When Do Closed Accounts Come Off Your Credit Report?
Understand the timelines for how long closed accounts stay on your credit report, helping you manage your financial data.
Understand the timelines for how long closed accounts stay on your credit report, helping you manage your financial data.
A credit report details an individual’s financial behavior, including credit accounts, payment history, and other relevant activities. This document influences approvals for loans, credit cards, and housing applications. Understanding how long different types of closed accounts remain on a credit report is important for consumers to manage their financial standing and comprehend their overall credit profile.
Accounts that were closed in good standing, meaning they had a history of timely payments and no significant delinquencies, can remain on a credit report for an extended period. For instance, a paid-off loan or a credit card account closed with a zero balance and a positive payment history may stay on your credit report for up to 10 years from the date of closure. The reporting period often starts from the date the account was closed or the last activity was reported.
Even after an account is closed, its positive payment history can continue to benefit your credit profile. Lenders and credit scoring models consider this historical data when assessing creditworthiness.
Negative closed accounts have specific reporting periods, remaining on a credit report for seven years, with some exceptions. This duration begins from the date of the original delinquency, which is the first missed payment that led to the negative status, rather than the date the account was closed or paid off.
Late payments, whether 30, 60, or 90 days past due, stay on a credit report for seven years from the date of the original delinquency. The impact of these late payments on a credit score lessens over time, but the record itself remains.
Collection accounts, which represent debts turned over to a collection agency, remain on credit reports for seven years from the date of the original delinquency. This applies whether the collection account is paid or unpaid. Similarly, charge-offs, where a creditor writes off a debt as a loss, stay on credit reports for up to seven years from the first missed payment that led to the charge-off.
Bankruptcies have different reporting timelines depending on the type. A Chapter 7 bankruptcy, which involves liquidation of assets, can stay on a credit report for up to 10 years from the filing date. A Chapter 13 bankruptcy, which involves a repayment plan, remains on a credit report for seven years from the filing date.
Foreclosures and repossessions remain on credit reports for seven years from the date of the first missed payment that led to the event.

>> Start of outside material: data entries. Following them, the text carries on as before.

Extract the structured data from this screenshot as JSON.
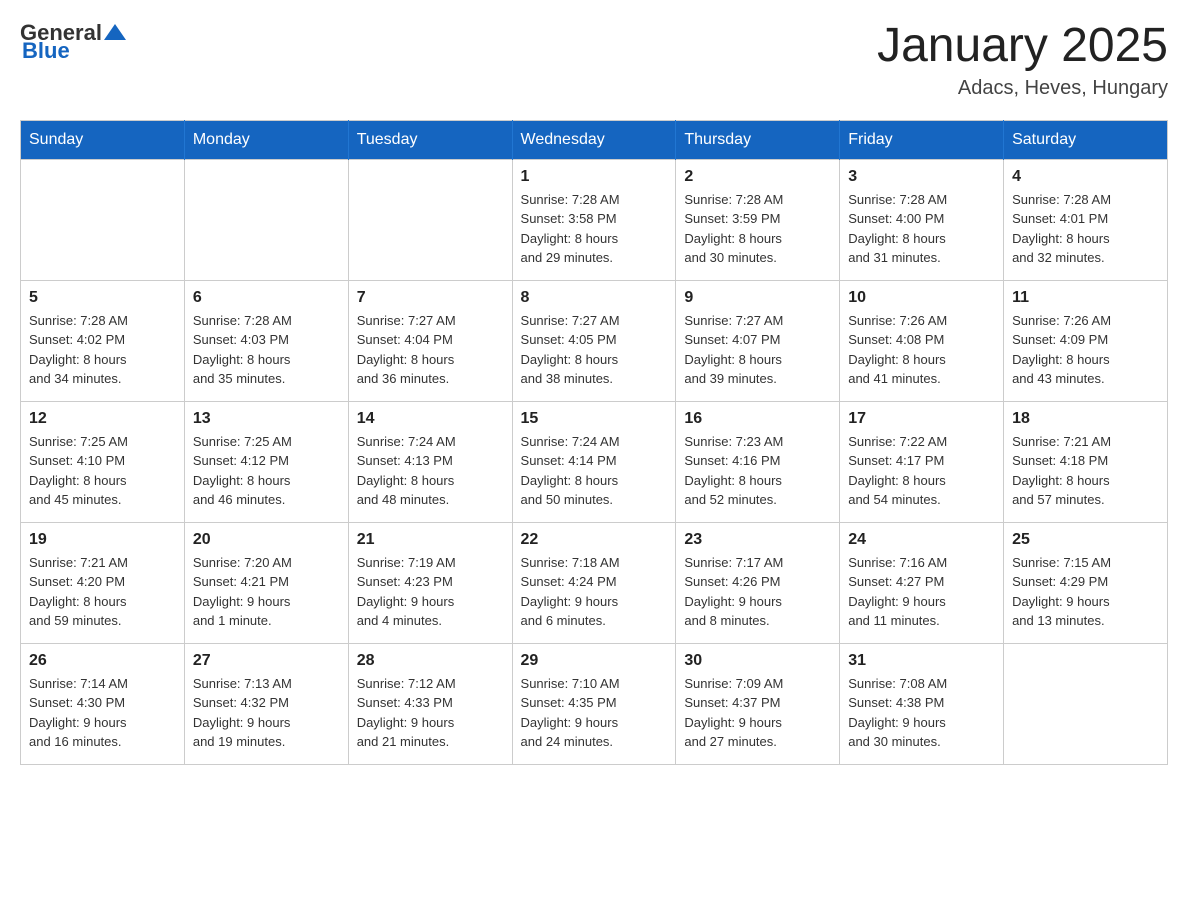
{
  "header": {
    "logo_general": "General",
    "logo_blue": "Blue",
    "title": "January 2025",
    "subtitle": "Adacs, Heves, Hungary"
  },
  "weekdays": [
    "Sunday",
    "Monday",
    "Tuesday",
    "Wednesday",
    "Thursday",
    "Friday",
    "Saturday"
  ],
  "weeks": [
    [
      {
        "day": "",
        "info": ""
      },
      {
        "day": "",
        "info": ""
      },
      {
        "day": "",
        "info": ""
      },
      {
        "day": "1",
        "info": "Sunrise: 7:28 AM\nSunset: 3:58 PM\nDaylight: 8 hours\nand 29 minutes."
      },
      {
        "day": "2",
        "info": "Sunrise: 7:28 AM\nSunset: 3:59 PM\nDaylight: 8 hours\nand 30 minutes."
      },
      {
        "day": "3",
        "info": "Sunrise: 7:28 AM\nSunset: 4:00 PM\nDaylight: 8 hours\nand 31 minutes."
      },
      {
        "day": "4",
        "info": "Sunrise: 7:28 AM\nSunset: 4:01 PM\nDaylight: 8 hours\nand 32 minutes."
      }
    ],
    [
      {
        "day": "5",
        "info": "Sunrise: 7:28 AM\nSunset: 4:02 PM\nDaylight: 8 hours\nand 34 minutes."
      },
      {
        "day": "6",
        "info": "Sunrise: 7:28 AM\nSunset: 4:03 PM\nDaylight: 8 hours\nand 35 minutes."
      },
      {
        "day": "7",
        "info": "Sunrise: 7:27 AM\nSunset: 4:04 PM\nDaylight: 8 hours\nand 36 minutes."
      },
      {
        "day": "8",
        "info": "Sunrise: 7:27 AM\nSunset: 4:05 PM\nDaylight: 8 hours\nand 38 minutes."
      },
      {
        "day": "9",
        "info": "Sunrise: 7:27 AM\nSunset: 4:07 PM\nDaylight: 8 hours\nand 39 minutes."
      },
      {
        "day": "10",
        "info": "Sunrise: 7:26 AM\nSunset: 4:08 PM\nDaylight: 8 hours\nand 41 minutes."
      },
      {
        "day": "11",
        "info": "Sunrise: 7:26 AM\nSunset: 4:09 PM\nDaylight: 8 hours\nand 43 minutes."
      }
    ],
    [
      {
        "day": "12",
        "info": "Sunrise: 7:25 AM\nSunset: 4:10 PM\nDaylight: 8 hours\nand 45 minutes."
      },
      {
        "day": "13",
        "info": "Sunrise: 7:25 AM\nSunset: 4:12 PM\nDaylight: 8 hours\nand 46 minutes."
      },
      {
        "day": "14",
        "info": "Sunrise: 7:24 AM\nSunset: 4:13 PM\nDaylight: 8 hours\nand 48 minutes."
      },
      {
        "day": "15",
        "info": "Sunrise: 7:24 AM\nSunset: 4:14 PM\nDaylight: 8 hours\nand 50 minutes."
      },
      {
        "day": "16",
        "info": "Sunrise: 7:23 AM\nSunset: 4:16 PM\nDaylight: 8 hours\nand 52 minutes."
      },
      {
        "day": "17",
        "info": "Sunrise: 7:22 AM\nSunset: 4:17 PM\nDaylight: 8 hours\nand 54 minutes."
      },
      {
        "day": "18",
        "info": "Sunrise: 7:21 AM\nSunset: 4:18 PM\nDaylight: 8 hours\nand 57 minutes."
      }
    ],
    [
      {
        "day": "19",
        "info": "Sunrise: 7:21 AM\nSunset: 4:20 PM\nDaylight: 8 hours\nand 59 minutes."
      },
      {
        "day": "20",
        "info": "Sunrise: 7:20 AM\nSunset: 4:21 PM\nDaylight: 9 hours\nand 1 minute."
      },
      {
        "day": "21",
        "info": "Sunrise: 7:19 AM\nSunset: 4:23 PM\nDaylight: 9 hours\nand 4 minutes."
      },
      {
        "day": "22",
        "info": "Sunrise: 7:18 AM\nSunset: 4:24 PM\nDaylight: 9 hours\nand 6 minutes."
      },
      {
        "day": "23",
        "info": "Sunrise: 7:17 AM\nSunset: 4:26 PM\nDaylight: 9 hours\nand 8 minutes."
      },
      {
        "day": "24",
        "info": "Sunrise: 7:16 AM\nSunset: 4:27 PM\nDaylight: 9 hours\nand 11 minutes."
      },
      {
        "day": "25",
        "info": "Sunrise: 7:15 AM\nSunset: 4:29 PM\nDaylight: 9 hours\nand 13 minutes."
      }
    ],
    [
      {
        "day": "26",
        "info": "Sunrise: 7:14 AM\nSunset: 4:30 PM\nDaylight: 9 hours\nand 16 minutes."
      },
      {
        "day": "27",
        "info": "Sunrise: 7:13 AM\nSunset: 4:32 PM\nDaylight: 9 hours\nand 19 minutes."
      },
      {
        "day": "28",
        "info": "Sunrise: 7:12 AM\nSunset: 4:33 PM\nDaylight: 9 hours\nand 21 minutes."
      },
      {
        "day": "29",
        "info": "Sunrise: 7:10 AM\nSunset: 4:35 PM\nDaylight: 9 hours\nand 24 minutes."
      },
      {
        "day": "30",
        "info": "Sunrise: 7:09 AM\nSunset: 4:37 PM\nDaylight: 9 hours\nand 27 minutes."
      },
      {
        "day": "31",
        "info": "Sunrise: 7:08 AM\nSunset: 4:38 PM\nDaylight: 9 hours\nand 30 minutes."
      },
      {
        "day": "",
        "info": ""
      }
    ]
  ]
}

Civil judgments and tax liens previously appeared on credit reports, but changes implemented by the major credit bureaus in 2017 and 2018 resulted in their removal from credit reports. While these public records no longer appear on credit reports, they may still be accessible through public databases.
Consumers can access their credit reports annually for free from each of the three major credit bureaus—Experian, Equifax, and TransUnion—through AnnualCreditReport.com. Reviewing these reports helps individuals understand their financial standing and identify reported accounts.
For closed accounts, a credit report displays information including the account status (e.g., closed, paid), the original creditor’s name, the account number, and the opening and closing dates. It also includes a detailed payment history, showing whether payments were made on time or if any delinquencies occurred. Credit scoring models incorporate all reported information, including both open and closed accounts, to assess creditworthiness.
If inaccuracies or outdated information are identified on a credit report, consumers have the right to dispute these discrepancies. The process involves contacting the credit reporting company and the entity that provided the incorrect information, the data furnisher.
When initiating a dispute, clearly explain in writing what information is incorrect and why, providing supporting documents if available. The credit bureau is required to investigate the disputed item within 30 days. If the information is found to be inaccurate, the credit bureau must correct or remove it from the report. Consumers should retain copies of all correspondence and documents related to their dispute.